Paradox Pharmaceuticals targets veterinary cancer treatment

Paradox Pharmaceuticals Inc. is in the process of developing a new anti-cancer drug to be used to treat dogs and cats, and the company hopes to eventually be able to develop similar treatments for humans.
 
Dogs and cats actually get cancer at about the same rate as humans (at least one in four are likely to get cancer). The National Cancer Institute estimates that roughly six million dogs per year are diagnosed with cancer from an overall U.S. population of 75 million to 80 million companion dogs. Susceptibility to cancer usually begins in pets aged six to eight years old.
 
Paradox’s current lead compound, benzarubicin, is a veterinary drug used to bypass a number of mechanisms of drug-resistance found in clinical tumors.
 
“One of the serious side effects of cancer therapy is toxicity to the heart. In fact, with several classes of drugs, the damage is irreversible. An advantage of benzarubicin is that it is non-cardiotoxic, and it can actually protect the heart against other anti-cancer drugs,” says Dr. Len Lothstein, Paradox President and CEO as well as University of Tennessee Health Science Center (UTHSC) Associate Professor of Pathology and Associate Professor of Pharmaceutical Sciences.
 
Lothstein and collaborators Dr. Mervyn Israel, Dr. Leonard Lothstein, Dr. Trevor Sweatman, Dr. Judith Soberman, Dr. Polly Hofmann and Dr. John Rimoldi founded the company in 2010 with the goal of providing functionally redefined anthracycline antitumor agents for human and veterinary use.
 
Paradox touts its products as clinically superior to conventional anthracyclines against drug-resistant cancer, non-cardiotoxic when administered as a single agent, and cardioprotective when given in combination with cardiotoxic antitumor agents.
 
Lothstein’s  interest in this area of research began while he was post-doctoral researcher studying resistance to anti-cancer drugs at Sloan-Kettering and Albert Einstein College of Medicine in New York.
 
“My focus and interest shifted from just understanding the mechanism of resistance to designing drugs to circumvent those mechanisms,” he says.
 
Research and development takes place primarily at the UTHSC and is currently funded by Paradox and by contract with Cumberland Pharmaceuticals, a licensing partner in the development of pivarubicin for the potential treatment of triple-negative breast cancer.
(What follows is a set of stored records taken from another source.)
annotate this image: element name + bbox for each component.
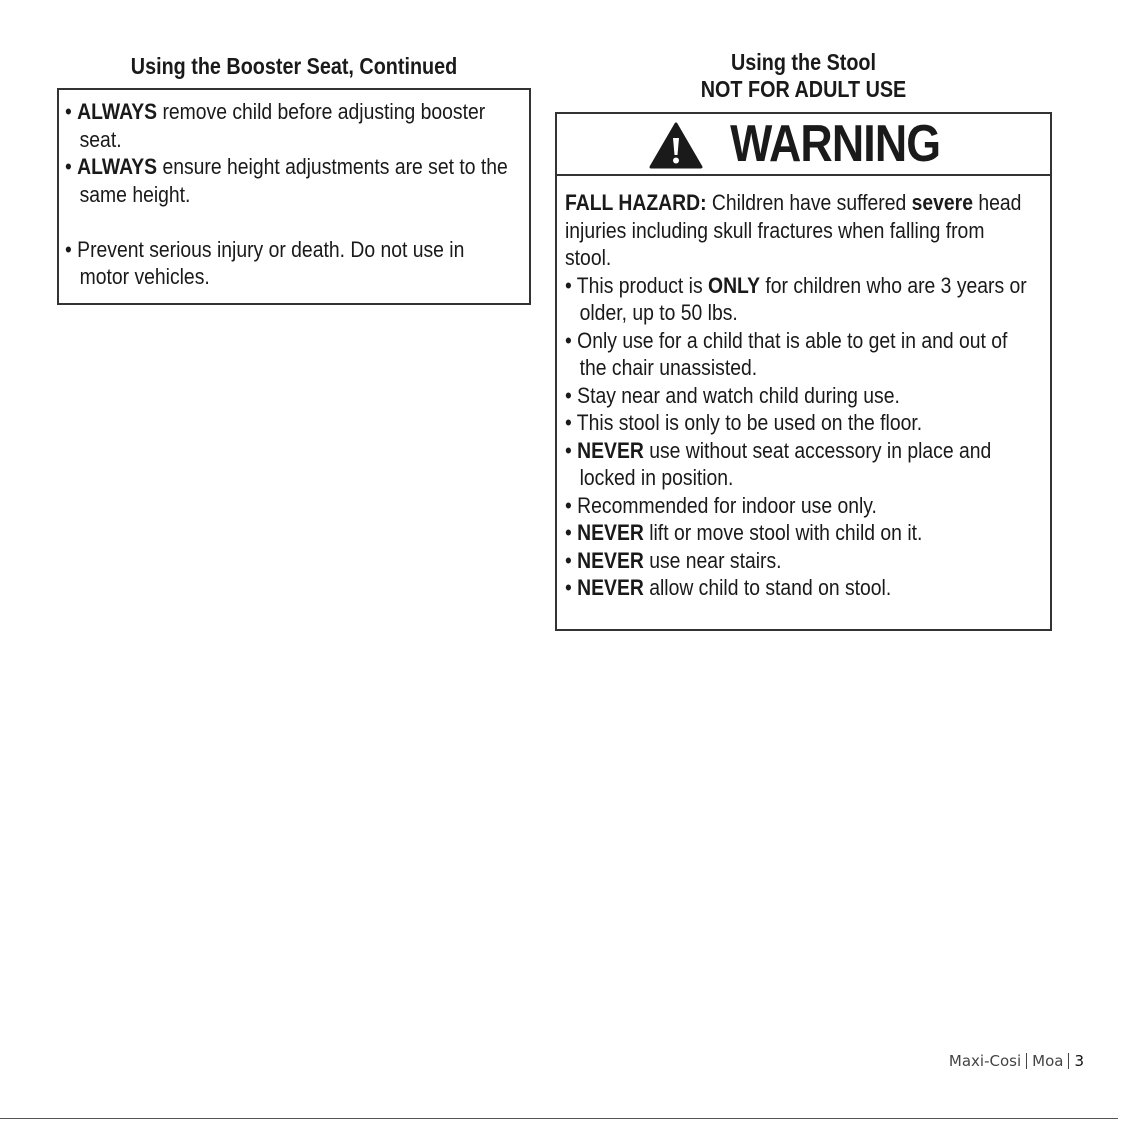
not-for-adult-use-label: NOT FOR ADULT USE <box>700 76 907 102</box>
bottom-rule <box>0 1118 1118 1119</box>
list-item: • Prevent serious injury or death. Do not use in <box>65 236 465 262</box>
list-item: • NEVER allow child to stand on stool. <box>565 575 892 600</box>
list-item: • Only use for a child that is able to get in and out of <box>565 327 1008 353</box>
list-item: • Stay near and watch child during use. <box>565 382 900 408</box>
footer-divider <box>1026 1053 1027 1069</box>
footer-product: Moa <box>1032 1052 1064 1070</box>
list-item: • ALWAYS ensure height adjustments are set to the <box>65 154 508 179</box>
list-item: • This stool is only to be used on the floor. <box>565 410 923 435</box>
list-item: • NEVER use without seat accessory in place and <box>565 437 992 463</box>
list-item: • This product is ONLY for children who are 3 years or <box>565 272 1027 298</box>
fall-hazard-line: FALL HAZARD: Children have suffered severe head <box>565 190 1022 215</box>
page-footer <box>949 1052 1084 1070</box>
list-item: • Recommended for indoor use only. <box>565 492 877 518</box>
warning-text: FALL HAZARD: Children have suffered severe head injuries including skull fractures when falling from stool. • This product is ONLY for children who are 3 years or older, up to 50 lbs. • Only use for a child that is able to get in and out of the chair unassisted. • Stay near and watch child during use. • This stool is only to be used on the floor. • NEVER use without seat accessory in place and locked in position. • Recommended for indoor use only. • NEVER lift or move stool with child on it. • NEVER use near stairs. • NEVER allow child to stand on stool. <box>565 189 1047 602</box>
warning-label: WARNING <box>730 115 941 173</box>
list-item: • NEVER lift or move stool with child on it. <box>565 520 923 545</box>
stool-section-title: Using the Stool NOT FOR ADULT USE <box>591 49 1017 103</box>
list-item: • NEVER use near stairs. <box>565 547 782 573</box>
warning-header <box>557 114 1050 176</box>
warning-box <box>555 112 1052 631</box>
booster-notice-box <box>57 88 531 305</box>
booster-section-title: Using the Booster Seat, Continued <box>130 53 458 79</box>
footer-brand: Maxi-Cosi <box>948 1052 1022 1070</box>
warning-triangle-icon <box>649 121 703 169</box>
booster-notice-text: • ALWAYS remove child before adjusting booster seat. • ALWAYS ensure height adjustments are set to the same height. • Prevent serious injury or death. Do not use in motor vehicles. <box>65 98 525 291</box>
footer-divider <box>1068 1053 1069 1069</box>
page-number: 3 <box>1074 1052 1084 1070</box>
list-item: • ALWAYS remove child before adjusting booster <box>65 99 486 124</box>
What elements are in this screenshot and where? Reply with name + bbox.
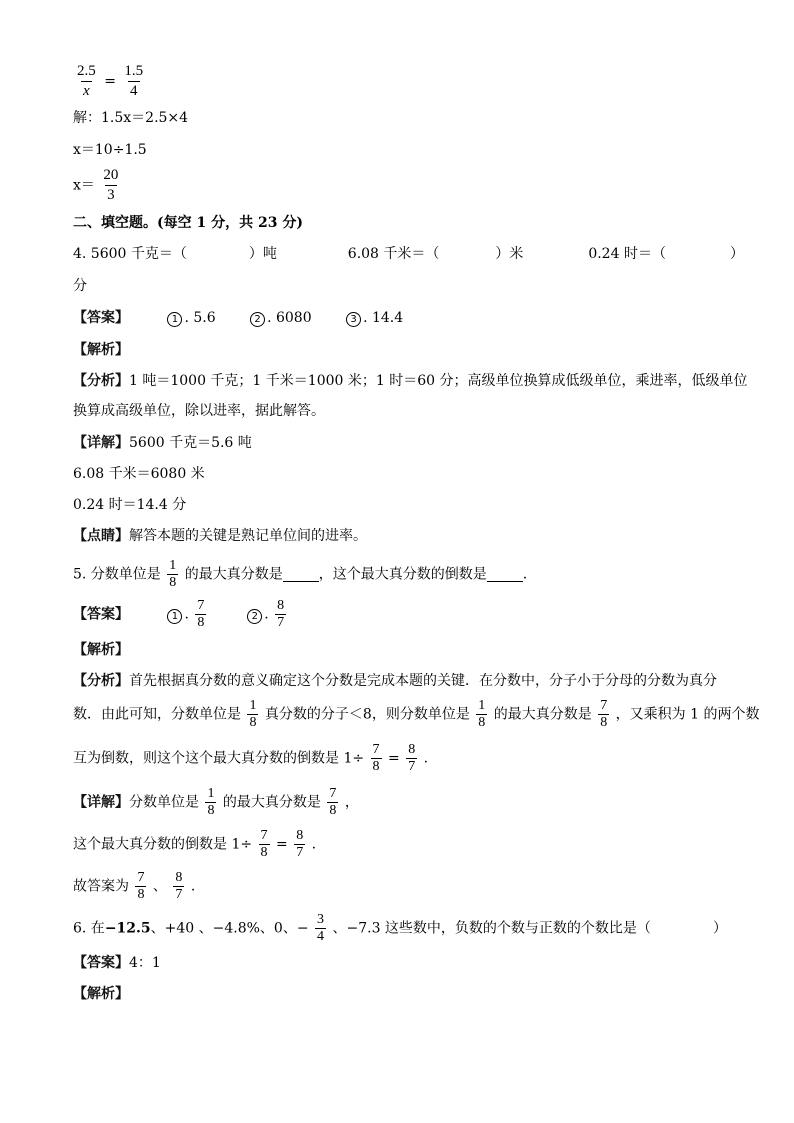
detail-line: 【详解】5600 千克＝5.6 吨 [73,435,252,451]
fraction: $\frac{1}{8}$ [207,786,215,818]
equation-step-3: x＝ $\frac{20}{3}$ [73,167,119,203]
fraction: $\frac{20}{3}$ [103,167,119,203]
answer-blank[interactable] [283,567,319,582]
answer-row: 【答案】4：1 [73,955,161,971]
answer-row: 【答案】 1 . $\frac{7}{8}$ 2 . $\frac{8}{7}$ [73,598,285,630]
analysis-line: 换算成高级单位，除以进率，据此解答。 [73,403,325,419]
question-6: 6. 在−12.5、+40 、−4.8%、0、− $\frac{3}{4}$ 、−7.3 这些数中，负数的个数与正数的个数比是（ ） [73,912,727,944]
jiexi-tag: 【解析】 [73,642,129,658]
analysis-line: 互为倒数，则这个这个最大真分数的倒数是 1÷ $\frac{7}{8}$ = $\frac{8}{7}$ . [73,742,429,774]
analysis-line: 【分析】首先根据真分数的意义确定这个分数是完成本题的关键．在分数中，分子小于分母的分数为真分 [73,673,717,689]
jiexi-tag: 【解析】 [73,986,129,1002]
answer-blank[interactable] [487,567,523,582]
section-title: 二、填空题。(每空 1 分，共 23 分) [73,215,303,231]
fraction: $\frac{2.5}{x}$ [77,63,96,99]
equation-step-1: 解：1.5x＝2.5×4 [73,110,189,126]
fraction: $\frac{1}{8}$ [249,698,257,730]
fraction: $\frac{7}{8}$ [600,698,608,730]
fraction: $\frac{7}{8}$ [197,598,205,630]
fraction: $\frac{7}{8}$ [260,828,268,860]
question-4-wrap: 分 [73,278,87,294]
fraction: $\frac{8}{7}$ [408,742,416,774]
fraction: $\frac{7}{8}$ [137,870,145,902]
fraction: $\frac{7}{8}$ [329,786,337,818]
fraction: $\frac{1.5}{4}$ [124,63,144,99]
question-4: 4. 5600 千克＝（ ）吨 6.08 千米＝（ ）米 0.24 时＝（ ） [73,246,744,262]
detail-line: 【详解】分数单位是 $\frac{1}{8}$ 的最大真分数是 $\frac{7}{8}$ ， [73,786,359,818]
tip-line: 【点睛】解答本题的关键是熟记单位间的进率。 [73,528,367,544]
equation-proportion: $\frac{2.5}{x}$ = $\frac{1.5}{4}$ [77,63,144,99]
detail-line: 这个最大真分数的倒数是 1÷ $\frac{7}{8}$ = $\frac{8}{7}$ . [73,828,317,860]
equation-step-2: x＝10÷1.5 [73,142,147,158]
fraction: $\frac{8}{7}$ [175,870,183,902]
answer-row: 【答案】 1 . 5.6 2 . 6080 3 . 14.4 [73,310,404,326]
fraction: $\frac{8}{7}$ [277,598,285,630]
fraction: $\frac{3}{4}$ [317,912,325,944]
jiexi-tag: 【解析】 [73,342,129,358]
fraction: $\frac{1}{8}$ [169,558,177,590]
fraction: $\frac{7}{8}$ [372,742,380,774]
question-5: 5. 分数单位是 $\frac{1}{8}$ 的最大真分数是 ，这个最大真分数的倒数是 . [73,558,528,590]
fraction: $\frac{8}{7}$ [296,828,304,860]
analysis-line: 【分析】1 吨＝1000 千克；1 千米＝1000 米；1 时＝60 分；高级单位换算成低级单位，乘进率，低级单位 [73,373,748,389]
fraction: $\frac{1}{8}$ [478,698,486,730]
analysis-line: 数．由此可知，分数单位是 $\frac{1}{8}$ 真分数的分子＜8，则分数单位是 $\frac{1}{8}$ 的最大真分数是 $\frac{7}{8}$ ，又乘积为 1 的两个数 [73,698,760,730]
detail-line: 0.24 时＝14.4 分 [73,497,187,513]
detail-line: 故答案为 $\frac{7}{8}$ 、 $\frac{8}{7}$ . [73,870,196,902]
detail-line: 6.08 千米＝6080 米 [73,466,205,482]
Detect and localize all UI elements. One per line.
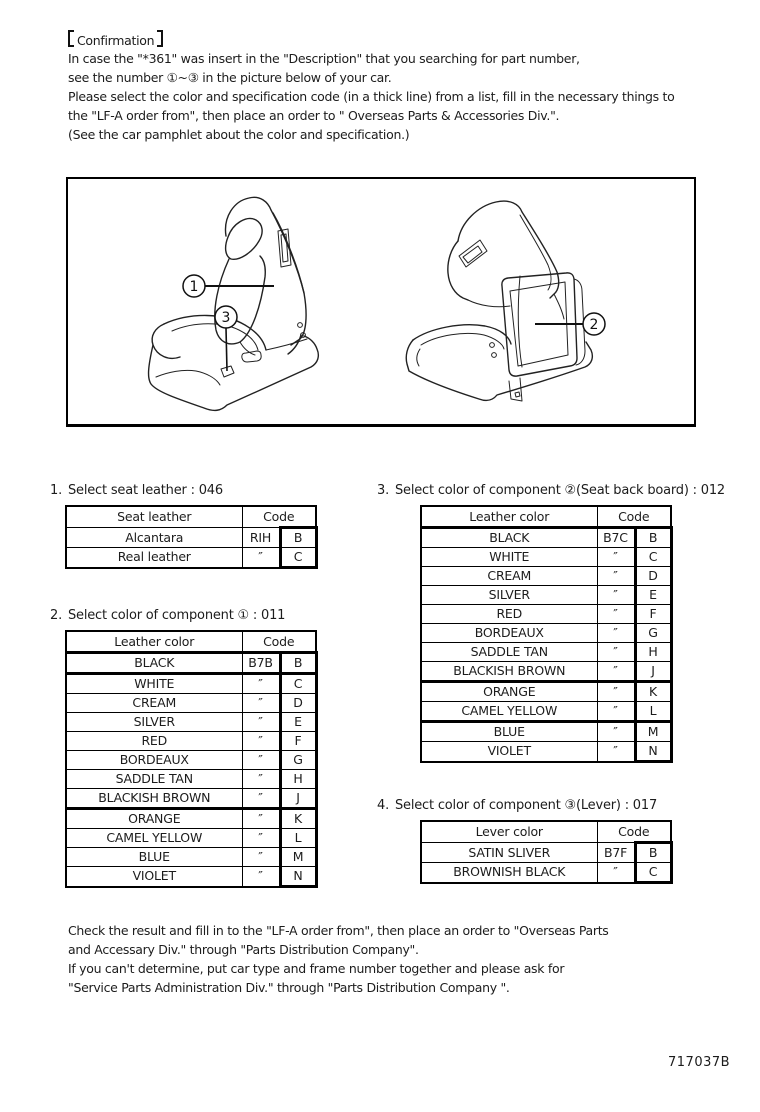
color-name-cell: SILVER — [66, 713, 242, 732]
table-row — [66, 751, 316, 770]
column-header: Leather color — [66, 631, 242, 653]
table-row — [66, 789, 316, 809]
code-letter-cell: G — [635, 624, 671, 643]
confirmation-line: In case the "*361" was insert in the "Description" that you searching for part number, — [68, 51, 580, 66]
color-name-cell: CAMEL YELLOW — [66, 829, 242, 848]
code-prefix-cell: B7B — [242, 653, 280, 674]
code-letter-cell: M — [635, 722, 671, 742]
footer-line: Check the result and fill in to the "LF-A order from", then place an order to "Overseas Parts — [68, 923, 609, 938]
section-1-title — [50, 483, 223, 498]
code-letter-cell: C — [280, 548, 316, 568]
color-name-cell: RED — [66, 732, 242, 751]
section-3-title — [377, 483, 725, 498]
code-letter-cell: C — [635, 863, 671, 883]
table-row — [421, 702, 671, 722]
callout-1 — [183, 275, 274, 297]
code-letter-cell: N — [635, 742, 671, 762]
confirmation-line: see the number ①~③ in the picture below of your car. — [68, 70, 392, 85]
code-prefix-cell: ″ — [242, 713, 280, 732]
color-name-cell: ORANGE — [421, 682, 597, 702]
color-name-cell: SILVER — [421, 586, 597, 605]
color-name-cell: RED — [421, 605, 597, 624]
code-prefix-cell: RIH — [242, 528, 280, 548]
code-letter-cell: E — [280, 713, 316, 732]
code-prefix-cell: ″ — [242, 809, 280, 829]
color-name-cell: BORDEAUX — [421, 624, 597, 643]
color-name-cell: Alcantara — [66, 528, 242, 548]
code-prefix-cell: ″ — [242, 829, 280, 848]
table-row — [421, 722, 671, 742]
seat-diagram-box — [66, 177, 696, 427]
code-letter-cell: B — [635, 843, 671, 863]
color-name-cell: SADDLE TAN — [421, 643, 597, 662]
footer-line: "Service Parts Administration Div." through "Parts Distribution Company ". — [68, 980, 510, 995]
code-prefix-cell: ″ — [597, 605, 635, 624]
code-prefix-cell: ″ — [242, 694, 280, 713]
left-seat-drawing — [149, 197, 319, 410]
code-letter-cell: H — [280, 770, 316, 789]
code-letter-cell: M — [280, 848, 316, 867]
component-2-color-table — [420, 505, 672, 763]
code-prefix-cell: ″ — [597, 567, 635, 586]
code-prefix-cell: ″ — [597, 702, 635, 722]
color-name-cell: CREAM — [66, 694, 242, 713]
color-name-cell: VIOLET — [421, 742, 597, 762]
doc-number: 717037B — [668, 1055, 731, 1070]
code-letter-cell: B — [280, 653, 316, 674]
code-letter-cell: K — [280, 809, 316, 829]
table-row — [421, 567, 671, 586]
confirmation-line: Please select the color and specification code (in a thick line) from a list, fill in the necessary things to — [68, 89, 675, 104]
column-header: Lever color — [421, 821, 597, 843]
color-name-cell: WHITE — [421, 548, 597, 567]
code-prefix-cell: ″ — [242, 770, 280, 789]
table-row — [421, 863, 671, 883]
code-prefix-cell: ″ — [597, 742, 635, 762]
code-prefix-cell: ″ — [242, 789, 280, 809]
code-letter-cell: H — [635, 643, 671, 662]
table-row — [66, 770, 316, 789]
section-2-number: 2. — [50, 608, 63, 623]
code-letter-cell: L — [280, 829, 316, 848]
color-name-cell: CREAM — [421, 567, 597, 586]
code-prefix-cell: ″ — [242, 867, 280, 887]
code-prefix-cell: ″ — [242, 848, 280, 867]
table-row — [66, 809, 316, 829]
code-prefix-cell: B7C — [597, 528, 635, 548]
code-prefix-cell: ″ — [242, 674, 280, 694]
color-name-cell: BROWNISH BLACK — [421, 863, 597, 883]
color-name-cell: BLUE — [66, 848, 242, 867]
section-2-title — [50, 608, 285, 623]
code-letter-cell: C — [635, 548, 671, 567]
color-name-cell: BLACK — [421, 528, 597, 548]
table-row — [66, 732, 316, 751]
code-letter-cell: L — [635, 702, 671, 722]
code-prefix-cell: ″ — [597, 586, 635, 605]
table-row — [66, 867, 316, 887]
color-name-cell: BORDEAUX — [66, 751, 242, 770]
column-header: Leather color — [421, 506, 597, 528]
section-1-number: 1. — [50, 483, 63, 498]
code-prefix-cell: B7F — [597, 843, 635, 863]
table-row — [66, 713, 316, 732]
callout-2 — [535, 313, 605, 335]
code-letter-cell: F — [635, 605, 671, 624]
callout-3-number: 3 — [221, 310, 231, 326]
color-name-cell: ORANGE — [66, 809, 242, 829]
code-prefix-cell: ″ — [597, 662, 635, 682]
column-header: Seat leather — [66, 506, 242, 528]
callout-2-number: 2 — [589, 317, 599, 333]
section-2-label: Select color of component ① : 011 — [68, 608, 286, 623]
table-row — [66, 548, 316, 568]
section-1-label: Select seat leather : 046 — [68, 483, 223, 498]
seat-leather-table — [65, 505, 317, 569]
section-3-label: Select color of component ②(Seat back board) : 012 — [395, 483, 725, 498]
right-seat-drawing — [406, 201, 592, 401]
footer-note — [68, 921, 609, 997]
section-3-number: 3. — [377, 483, 390, 498]
column-header: Code — [242, 631, 316, 653]
confirmation-title: Confirmation — [68, 30, 675, 49]
color-name-cell: Real leather — [66, 548, 242, 568]
table-row — [421, 624, 671, 643]
code-letter-cell: C — [280, 674, 316, 694]
code-letter-cell: F — [280, 732, 316, 751]
table-row — [66, 829, 316, 848]
seat-diagram — [68, 179, 694, 424]
callout-1-number: 1 — [189, 279, 199, 295]
code-prefix-cell: ″ — [597, 624, 635, 643]
color-name-cell: CAMEL YELLOW — [421, 702, 597, 722]
code-letter-cell: D — [635, 567, 671, 586]
code-letter-cell: D — [280, 694, 316, 713]
code-letter-cell: J — [280, 789, 316, 809]
code-prefix-cell: ″ — [242, 548, 280, 568]
color-name-cell: BLACKISH BROWN — [421, 662, 597, 682]
code-letter-cell: J — [635, 662, 671, 682]
table-row — [421, 643, 671, 662]
confirmation-note — [68, 30, 675, 144]
component-3-color-table — [420, 820, 672, 884]
table-row — [421, 742, 671, 762]
table-row — [421, 843, 671, 863]
code-letter-cell: N — [280, 867, 316, 887]
code-prefix-cell: ″ — [597, 722, 635, 742]
code-letter-cell: B — [635, 528, 671, 548]
code-prefix-cell: ″ — [242, 732, 280, 751]
footer-line: If you can't determine, put car type and frame number together and please ask for — [68, 961, 565, 976]
code-prefix-cell: ″ — [597, 863, 635, 883]
code-letter-cell: B — [280, 528, 316, 548]
color-name-cell: BLACKISH BROWN — [66, 789, 242, 809]
table-row — [421, 528, 671, 548]
code-prefix-cell: ″ — [597, 548, 635, 567]
table-row — [421, 662, 671, 682]
table-row — [421, 682, 671, 702]
column-header: Code — [597, 506, 671, 528]
callout-3 — [215, 306, 237, 371]
table-row — [421, 548, 671, 567]
footer-line: and Accessary Div." through "Parts Distribution Company". — [68, 942, 419, 957]
confirmation-line: (See the car pamphlet about the color and specification.) — [68, 127, 410, 142]
table-row — [66, 694, 316, 713]
code-letter-cell: K — [635, 682, 671, 702]
column-header: Code — [242, 506, 316, 528]
table-row — [66, 653, 316, 674]
code-prefix-cell: ″ — [597, 682, 635, 702]
color-name-cell: WHITE — [66, 674, 242, 694]
color-name-cell: SATIN SLIVER — [421, 843, 597, 863]
section-4-title — [377, 798, 657, 813]
section-4-number: 4. — [377, 798, 390, 813]
bracket-icon — [68, 30, 74, 47]
table-row — [66, 528, 316, 548]
code-letter-cell: E — [635, 586, 671, 605]
table-row — [421, 586, 671, 605]
table-row — [66, 848, 316, 867]
table-row — [66, 674, 316, 694]
color-name-cell: BLUE — [421, 722, 597, 742]
color-name-cell: VIOLET — [66, 867, 242, 887]
code-letter-cell: G — [280, 751, 316, 770]
section-4-label: Select color of component ③(Lever) : 017 — [395, 798, 658, 813]
table-row — [421, 605, 671, 624]
bracket-icon — [157, 30, 163, 47]
color-name-cell: SADDLE TAN — [66, 770, 242, 789]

While operating independently of UT control, Paradox is commercially linked to UT Research Foundation through a pending licensing agreement for benzarubicin. 
 
“Our decision to develop this as veterinary drug was a mix of both scientific and business reasons,” explains Lothstein. “The business reason is that simply it is extremely expensive to commercially develop a human use drug. We are looking at a price tag that exceeds $1 billion. It’s really in the realm of Big Pharma right now, and even they are having trouble developing new drugs because of the price tags.”
 
Developing a veterinary anti-tumor drug is considerably cheaper. Lothstein believes Paradox can bring benzarubicin up to FDA approval for about $3 million.
 
The One Health initiative is a movement focusing on the realization that animal health and human health are closely tied together and treatment of a condition of a treatment for animals has a great deal of bearing on comparable conditions in humans. In fact, the target lymphoma tumors targeted by Paradox in dogs is molecularly and cellularly similar to human non-Hodgkin’s lymphoma.